Le "printemps des poètes" a débuté hier.
Le thème de cette année, "Enfances", évoque irrésistiblement le perce-neige, clair symbole de l'innocence, de l'enfance.
Voici donc un poème intitulé "La Perce-Neige". Poème émouvant évoquant des souvenirs d'enfance, ceux d'une petite fille dans une promenade fleurie "
par un beau matin du printemps embaumé". Cette petite fille, c'est la poète Marie Nodier, fille du poète Charles Nodier ("
le chantre, l'ami, le confident des fées, Ton père").
Le poème lui est dédié en 1836 par Jean Baptiste GINDRE DE MANCY (1797-1872).
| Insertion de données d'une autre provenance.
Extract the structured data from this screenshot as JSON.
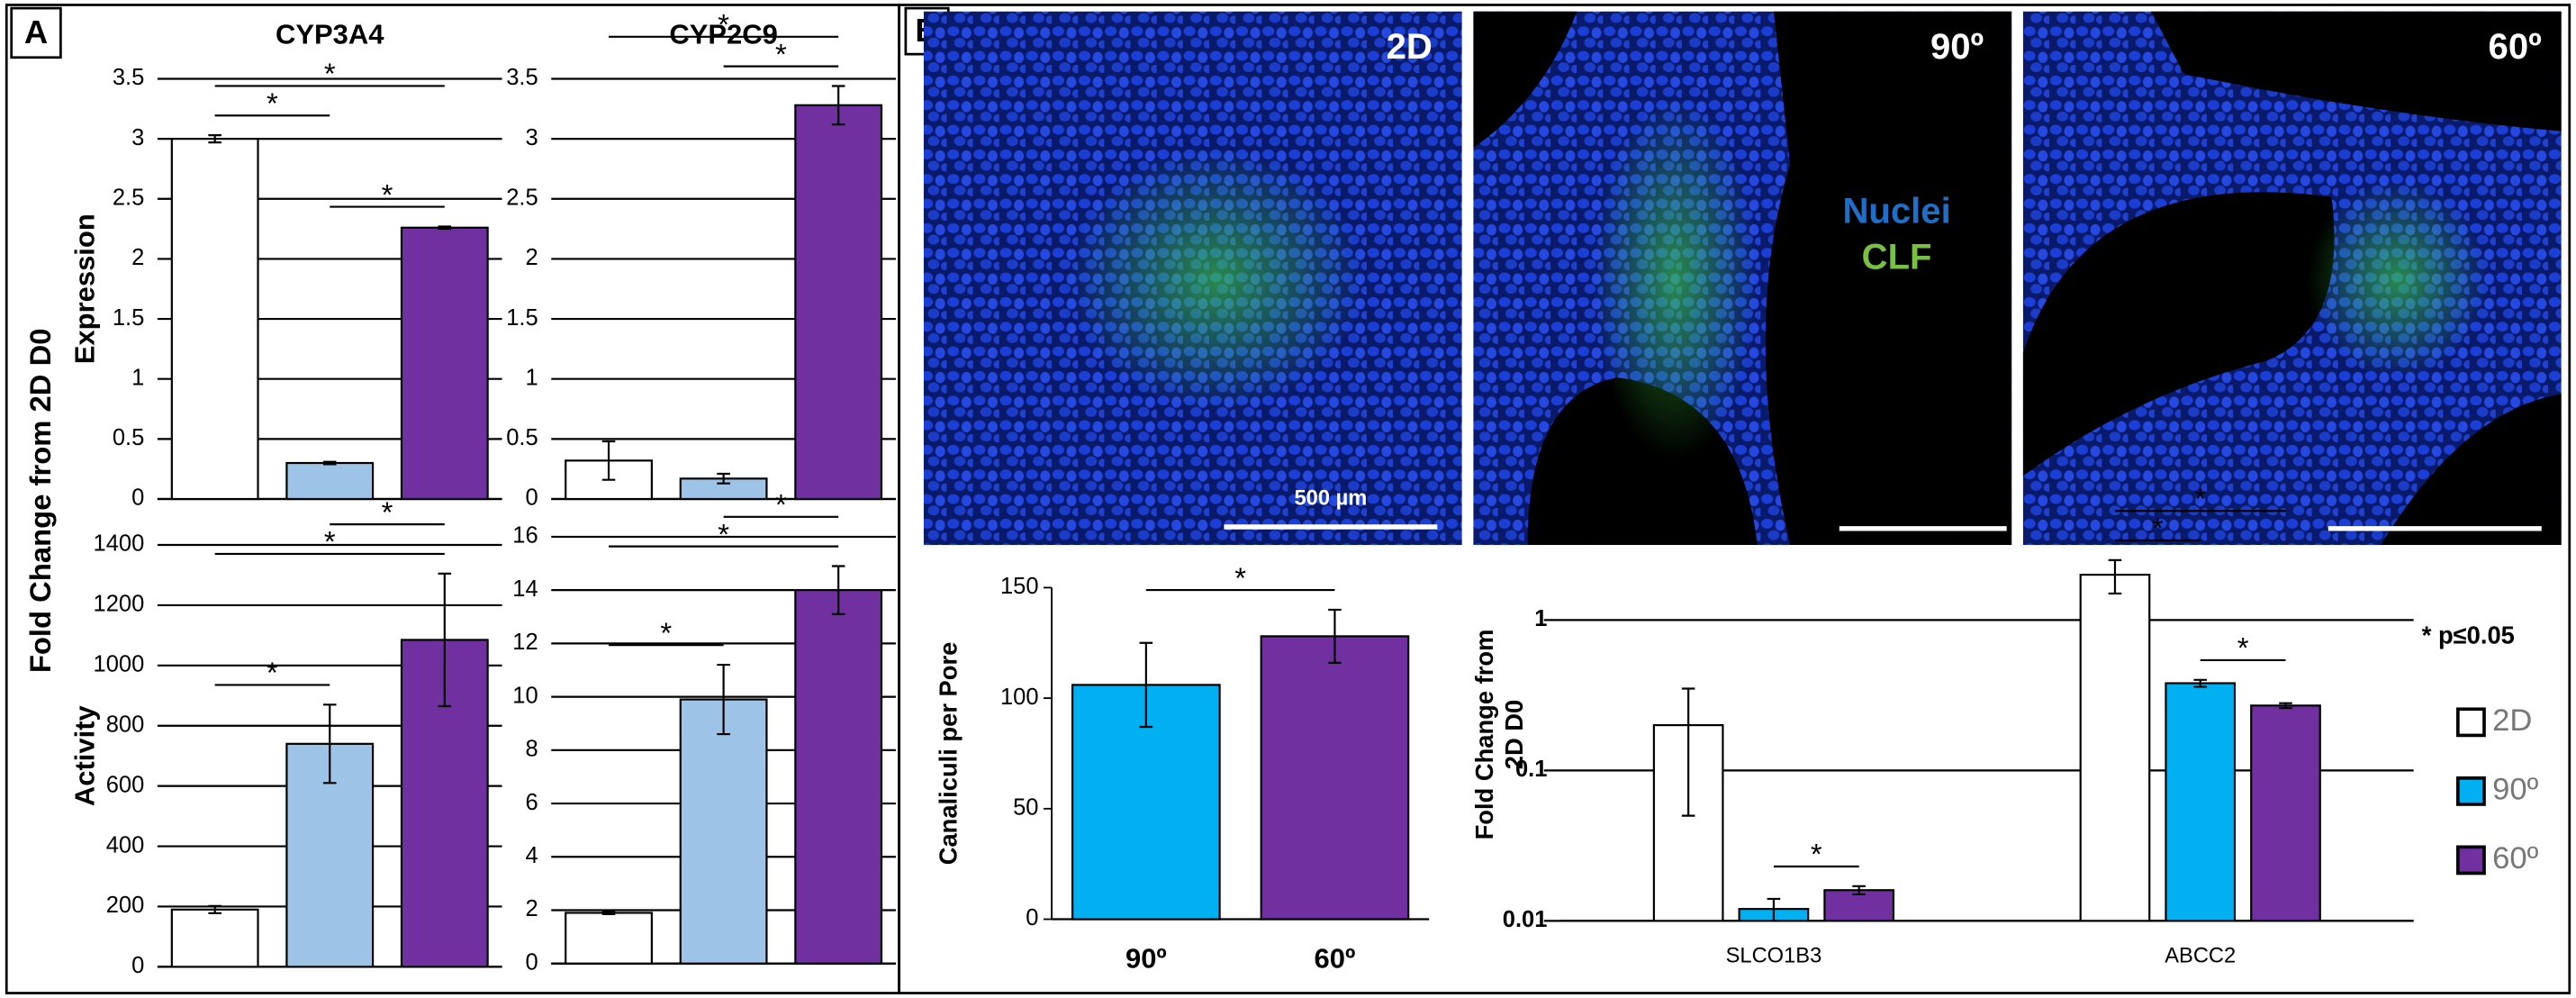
{
  "figure": {
    "panels": [
      "A",
      "B"
    ],
    "ylabel": "Fold Change from 2D D0",
    "images": [
      {
        "label": "2D"
      },
      {
        "label": "90º"
      },
      {
        "label": "60º"
      }
    ],
    "stain_labels": [
      "Nuclei",
      "CLF"
    ],
    "scale_bar": "500 µm",
    "note": "* p≤0.05"
  },
  "chart_data": [
    {
      "type": "bar",
      "title": "CYP3A4",
      "ylabel": "Expression",
      "values": [
        3.0,
        0.3,
        2.26
      ],
      "errors": [
        0.03,
        0.01,
        0.01
      ],
      "colors": [
        "#ffffff",
        "#9dc3e6",
        "#7030a0"
      ],
      "ylim": [
        0,
        3.5
      ],
      "yticks": [
        0,
        0.5,
        1,
        1.5,
        2,
        2.5,
        3,
        3.5
      ],
      "grid": true,
      "significance": [
        {
          "pair": [
            0,
            1
          ],
          "label": "*"
        },
        {
          "pair": [
            0,
            2
          ],
          "label": "*"
        },
        {
          "pair": [
            1,
            2
          ],
          "label": "*"
        }
      ]
    },
    {
      "type": "bar",
      "title": "CYP2C9",
      "values": [
        0.32,
        0.17,
        3.28
      ],
      "errors": [
        0.16,
        0.04,
        0.16
      ],
      "colors": [
        "#ffffff",
        "#9dc3e6",
        "#7030a0"
      ],
      "ylim": [
        0,
        3.5
      ],
      "yticks": [
        0,
        0.5,
        1,
        1.5,
        2,
        2.5,
        3,
        3.5
      ],
      "grid": true,
      "significance": [
        {
          "pair": [
            1,
            2
          ],
          "label": "*"
        },
        {
          "pair": [
            0,
            2
          ],
          "label": "*"
        }
      ]
    },
    {
      "type": "bar",
      "ylabel": "Activity",
      "values": [
        190,
        740,
        1085
      ],
      "errors": [
        12,
        130,
        220
      ],
      "colors": [
        "#ffffff",
        "#9dc3e6",
        "#7030a0"
      ],
      "ylim": [
        0,
        1400
      ],
      "yticks": [
        0,
        200,
        400,
        600,
        800,
        1000,
        1200,
        1400
      ],
      "grid": true,
      "significance": [
        {
          "pair": [
            0,
            1
          ],
          "label": "*"
        },
        {
          "pair": [
            0,
            2
          ],
          "label": "*"
        },
        {
          "pair": [
            1,
            2
          ],
          "label": "*"
        }
      ]
    },
    {
      "type": "bar",
      "values": [
        1.9,
        9.9,
        14.0
      ],
      "errors": [
        0.05,
        1.3,
        0.9
      ],
      "colors": [
        "#ffffff",
        "#9dc3e6",
        "#7030a0"
      ],
      "ylim": [
        0,
        16
      ],
      "yticks": [
        0,
        2,
        4,
        6,
        8,
        10,
        12,
        14,
        16
      ],
      "grid": true,
      "significance": [
        {
          "pair": [
            0,
            1
          ],
          "label": "*"
        },
        {
          "pair": [
            0,
            2
          ],
          "label": "*"
        },
        {
          "pair": [
            1,
            2
          ],
          "label": "*"
        }
      ]
    },
    {
      "type": "bar",
      "ylabel": "Canaliculi per Pore",
      "categories": [
        "90º",
        "60º"
      ],
      "values": [
        106,
        128
      ],
      "errors": [
        19,
        12
      ],
      "colors": [
        "#00b0f0",
        "#7030a0"
      ],
      "ylim": [
        0,
        150
      ],
      "yticks": [
        0,
        50,
        100,
        150
      ],
      "grid": false,
      "significance": [
        {
          "pair": [
            0,
            1
          ],
          "label": "*"
        }
      ]
    },
    {
      "type": "grouped_bar",
      "ylabel": [
        "Fold Change from",
        "2D D0"
      ],
      "categories": [
        "SLCO1B3",
        "ABCC2"
      ],
      "log_scale": true,
      "ylim": [
        0.01,
        3
      ],
      "yticks": [
        0.01,
        0.1,
        1
      ],
      "grid": true,
      "legend": "right",
      "series": [
        {
          "name": "2D",
          "color": "#ffffff",
          "values": [
            0.2,
            2.0
          ],
          "errors": [
            0.15,
            0.5
          ]
        },
        {
          "name": "90º",
          "color": "#00b0f0",
          "values": [
            0.012,
            0.38
          ],
          "errors": [
            0.002,
            0.02
          ]
        },
        {
          "name": "60º",
          "color": "#7030a0",
          "values": [
            0.016,
            0.27
          ],
          "errors": [
            0.001,
            0.01
          ]
        }
      ],
      "significance": [
        {
          "category": 0,
          "pair": [
            1,
            2
          ],
          "label": "*"
        },
        {
          "category": 1,
          "pair": [
            0,
            1
          ],
          "label": "*"
        },
        {
          "category": 1,
          "pair": [
            0,
            2
          ],
          "label": "*"
        },
        {
          "category": 1,
          "pair": [
            1,
            2
          ],
          "label": "*"
        }
      ]
    }
  ]
}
Cette même année 1836, Marie publiait justement un recueil de poèmes intitulé également "La Perce-neige".
Citation:
La Perce-Neige
À Madame Marie MENNESSIER NODIER
Au pied de ces côteaux où de nos monts sublimes
Par degrés s'abaissant viennent mourir les cîmes ;
Dans le discret abri du vallon bien-aimé
Où, par un beau matin du printemps embaumé,
Ta mère te trouva, tendre fleur fraîche éclose,
Bel enfant nouveau-né, dans un buisson de rose,
Où Philomèle aussi venait de se poser,
Et t'offrit, souriante, au paternel baiser,
Il est un bois touffu que chérissent les fées ;
Où, le soir, de pavots, de verveine coiffées,
Loin de tout œil profane, elles viennent sans bruit
Danser aux blancs rayons de l'astre de la nuit.
Là, sous leurs pieds s'étend un fin tapis de mousse,
L'ombrage est plus épais, la verdure plus douce,
Et, dans chaque saison, mille joyeuses fleurs,
Y mêlant leurs parfums, y joignant leurs couleurs,
Forment de cet enclos un gracieux parterre,
Les délices du ciel et l'amour de la terre.
Là, dès que Février voit sourire un beau jour,
Sylphides et Follets au fortuné séjour
Reviennent empressés, et, sous leur tiède haleine,
Du milieu des frimas qui blanchissent la plaine,
Soudain la Perce-Neige offre à l'œil étonné
Son calice de miel et son front couronné.
Là, le chantre, l'ami, le confident des fées,
Ton père, qui leur doit ses plus brillants trophées,
De son cher Quintigny, par un secret chemin,
Toute petite encor, te menait par la main,
Admirer avec lui la naissante merveille ;
Et, sur le frais calice et sur l'enfant vermeille
Son regard attendri se portant tour à tour,
Il confondait, ému d'un indicible amour,
La fleur de tes beaux ans, celle de la prairie,
Le printemps de l'année et celui de Marie ;
Doux rêve, qui du moins lui fut toujours permis !
Charmant espoir, qui lient tout ce qu'il a promis !
Mais bientôt le vallon de sa robe de fête
Se revêtait ; bientôt, pour en orner ta tête,
Près de la fleur précoce accouraient à la fois
Les innombrables fleurs des côteaux et des bois,
Le muguet odorant, la blanche primerose,
Le bois-joli glacé de sa teinte de rose,
La renoncule d'or, la pervenche d'azur,
Et l'humble violette à l'arôme si pur,
Et tout ce jeune essaim qu'en Avril fait éclore
Un souffle de la brise, un regard de l'aurore :
Filles du gai printemps aux reflets diaprés
Couvrant de leur émail l'émeraude des prés,
Et dont la fleur d'espoir, la blonde Perce-Neige,
Précède, en souriant, le suave cortège.